If you are concerned about the need for Media accountability, be an active observer and critical thinker about the Media stories you see or hear, then use your voice to protest the maladaptive media stories to the owners and corporations of Media companies; you can also look at your community, and if several groups or organizations have similar concerns about the Media's inaccuracies, why not try to collaborate with them; there may be enough interest that a local movement may start, and then you can link up with a nation-wide or international movement.

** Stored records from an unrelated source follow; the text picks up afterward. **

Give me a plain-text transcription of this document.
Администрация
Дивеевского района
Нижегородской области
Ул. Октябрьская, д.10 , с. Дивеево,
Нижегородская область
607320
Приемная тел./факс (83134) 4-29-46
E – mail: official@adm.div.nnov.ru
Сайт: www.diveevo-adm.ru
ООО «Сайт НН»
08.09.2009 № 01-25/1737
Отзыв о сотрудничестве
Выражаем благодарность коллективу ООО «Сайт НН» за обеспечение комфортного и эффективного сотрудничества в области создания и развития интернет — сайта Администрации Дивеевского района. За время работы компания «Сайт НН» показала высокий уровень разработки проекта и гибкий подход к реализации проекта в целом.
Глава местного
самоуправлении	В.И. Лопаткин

We do possess the empowerment to consciously and intentionally change one of the most powerful sub-sets of our nation's superordinate system composed of psycho-economic-social-healthcare-educational-religious elements. We need to relentlessly immunize the power of false-to-facts Media stories, and we can make incremental changes; those incremental changes then effect and trigger other changes. Image Distortion Disorder, if applied to individuals, need never be a social disease that can never be transformed, reformed or corrected. What is needed is congruency between what is reported, how it's reported, the images used, and factual analysis.